Name of the Vulnerable Software and Affected Versions: Philips Healthcare Tasy Electronic Medical Record (EMR) version 3.06 Description: The issue allows SQL injection via specific parameters. For the WAdvancedFilter/getDimensionItemsByCode endpoint, the `FilterValue` parameter is vulnerable. Additionally, the CorCad F2/executaConsultaEspecifico endpoint is affected, specifically the `IE CORPO ASSIST` or `CD USUARIO CONVENIO` parameters. Recommendations: For version 3.06, consider restricting access to the WAdvancedFilter/getDimensionItemsByCode endpoint and the CorCad F2/executaConsultaEspecifico endpoint to minimize the risk of exploitation. Avoid using the `FilterValue` parameter in the WAdvancedFilter/getDimensionItemsByCode endpoint and the `IE CORPO ASSIST` or `CD USUARIO CONVENIO` parameters in the CorCad F2/executaConsultaEspecifico endpoint until the issue is resolved. At the moment, there is no information about a newer version that contains a fix for this vulnerability.

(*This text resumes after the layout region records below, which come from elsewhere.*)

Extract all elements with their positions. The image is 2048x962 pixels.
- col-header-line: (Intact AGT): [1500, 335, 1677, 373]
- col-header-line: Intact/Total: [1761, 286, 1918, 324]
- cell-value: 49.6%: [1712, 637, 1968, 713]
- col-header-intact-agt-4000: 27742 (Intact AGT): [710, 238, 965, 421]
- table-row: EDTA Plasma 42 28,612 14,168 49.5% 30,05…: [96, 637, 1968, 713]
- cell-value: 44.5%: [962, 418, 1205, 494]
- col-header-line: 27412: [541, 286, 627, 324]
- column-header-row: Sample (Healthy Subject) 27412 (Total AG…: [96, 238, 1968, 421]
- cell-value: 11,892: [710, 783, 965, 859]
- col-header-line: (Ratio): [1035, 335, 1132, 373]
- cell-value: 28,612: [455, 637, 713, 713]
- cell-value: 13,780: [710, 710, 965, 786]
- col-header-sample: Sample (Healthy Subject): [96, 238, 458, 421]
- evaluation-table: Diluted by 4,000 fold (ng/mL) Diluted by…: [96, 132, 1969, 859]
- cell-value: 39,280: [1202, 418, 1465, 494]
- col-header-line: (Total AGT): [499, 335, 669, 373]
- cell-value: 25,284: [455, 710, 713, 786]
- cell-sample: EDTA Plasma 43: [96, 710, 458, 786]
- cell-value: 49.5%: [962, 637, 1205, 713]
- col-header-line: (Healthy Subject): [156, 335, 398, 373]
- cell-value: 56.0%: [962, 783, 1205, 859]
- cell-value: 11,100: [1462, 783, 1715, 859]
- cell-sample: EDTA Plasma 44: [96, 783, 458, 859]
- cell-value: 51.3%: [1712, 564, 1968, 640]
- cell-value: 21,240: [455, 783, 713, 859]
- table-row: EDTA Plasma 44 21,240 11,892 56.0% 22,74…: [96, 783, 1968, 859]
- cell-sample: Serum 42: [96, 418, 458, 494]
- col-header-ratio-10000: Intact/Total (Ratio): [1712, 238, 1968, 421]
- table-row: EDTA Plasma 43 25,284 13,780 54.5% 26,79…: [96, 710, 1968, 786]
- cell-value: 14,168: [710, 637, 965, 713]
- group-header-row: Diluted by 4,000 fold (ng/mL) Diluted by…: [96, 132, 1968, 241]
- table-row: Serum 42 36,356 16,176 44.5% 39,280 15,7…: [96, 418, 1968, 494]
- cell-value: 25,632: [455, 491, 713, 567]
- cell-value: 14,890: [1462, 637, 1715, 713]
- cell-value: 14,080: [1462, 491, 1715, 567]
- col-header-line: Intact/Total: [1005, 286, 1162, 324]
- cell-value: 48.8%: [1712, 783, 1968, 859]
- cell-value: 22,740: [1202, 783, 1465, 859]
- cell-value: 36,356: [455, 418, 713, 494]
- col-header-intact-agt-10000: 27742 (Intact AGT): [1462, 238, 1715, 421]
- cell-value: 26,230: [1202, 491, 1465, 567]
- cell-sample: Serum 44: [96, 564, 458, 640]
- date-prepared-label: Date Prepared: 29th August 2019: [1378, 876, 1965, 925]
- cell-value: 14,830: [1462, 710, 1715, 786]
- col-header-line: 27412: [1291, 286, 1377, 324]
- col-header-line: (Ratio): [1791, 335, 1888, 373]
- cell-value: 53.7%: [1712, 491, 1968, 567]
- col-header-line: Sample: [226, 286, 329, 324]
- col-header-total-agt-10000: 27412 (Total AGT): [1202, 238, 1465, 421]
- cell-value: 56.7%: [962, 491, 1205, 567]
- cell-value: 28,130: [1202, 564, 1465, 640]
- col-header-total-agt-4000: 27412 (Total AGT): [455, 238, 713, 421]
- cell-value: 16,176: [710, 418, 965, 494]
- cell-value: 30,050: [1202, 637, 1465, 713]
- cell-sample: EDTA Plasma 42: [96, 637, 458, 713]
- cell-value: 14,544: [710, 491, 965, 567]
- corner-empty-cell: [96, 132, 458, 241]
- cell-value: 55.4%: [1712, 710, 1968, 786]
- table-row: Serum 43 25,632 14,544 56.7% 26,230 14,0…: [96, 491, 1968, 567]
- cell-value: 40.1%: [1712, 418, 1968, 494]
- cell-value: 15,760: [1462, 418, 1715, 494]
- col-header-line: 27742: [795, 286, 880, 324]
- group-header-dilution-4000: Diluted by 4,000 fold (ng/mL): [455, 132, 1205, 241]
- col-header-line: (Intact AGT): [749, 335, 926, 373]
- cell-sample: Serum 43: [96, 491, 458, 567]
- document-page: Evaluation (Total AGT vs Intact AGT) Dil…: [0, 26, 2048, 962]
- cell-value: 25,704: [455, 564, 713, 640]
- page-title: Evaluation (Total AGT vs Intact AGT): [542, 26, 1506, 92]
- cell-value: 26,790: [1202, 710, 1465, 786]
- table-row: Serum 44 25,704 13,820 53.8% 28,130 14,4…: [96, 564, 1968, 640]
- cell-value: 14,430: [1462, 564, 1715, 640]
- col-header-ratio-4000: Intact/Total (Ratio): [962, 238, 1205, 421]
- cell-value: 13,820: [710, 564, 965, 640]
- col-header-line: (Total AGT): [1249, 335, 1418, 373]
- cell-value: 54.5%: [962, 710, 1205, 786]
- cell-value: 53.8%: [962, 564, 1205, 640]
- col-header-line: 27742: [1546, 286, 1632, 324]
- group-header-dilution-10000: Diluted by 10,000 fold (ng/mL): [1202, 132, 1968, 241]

Name of the Vulnerable Software and Affected Versions: Philips Healthcare Tasy Electronic Medical Record (EMR) version 3.06 Description: The issue allows SQL injection via the CorCad F2/executaConsultaEspecifico endpoint, specifically through the `IE CORPO ASSIST` or `CD USUARIO CONVENIO` parameters. This could potentially lead to unauthorized access or manipulation of sensitive data. Recommendations: For version 3.06, consider restricting access to the CorCad F2/executaConsultaEspecifico endpoint until a patch is available. As a temporary workaround, avoid using the `IE CORPO ASSIST` or `CD USUARIO CONVENIO` parameters in the affected endpoint to minimize the risk of exploitation. At the moment, there is no information about a newer version that contains a fix for this vulnerability.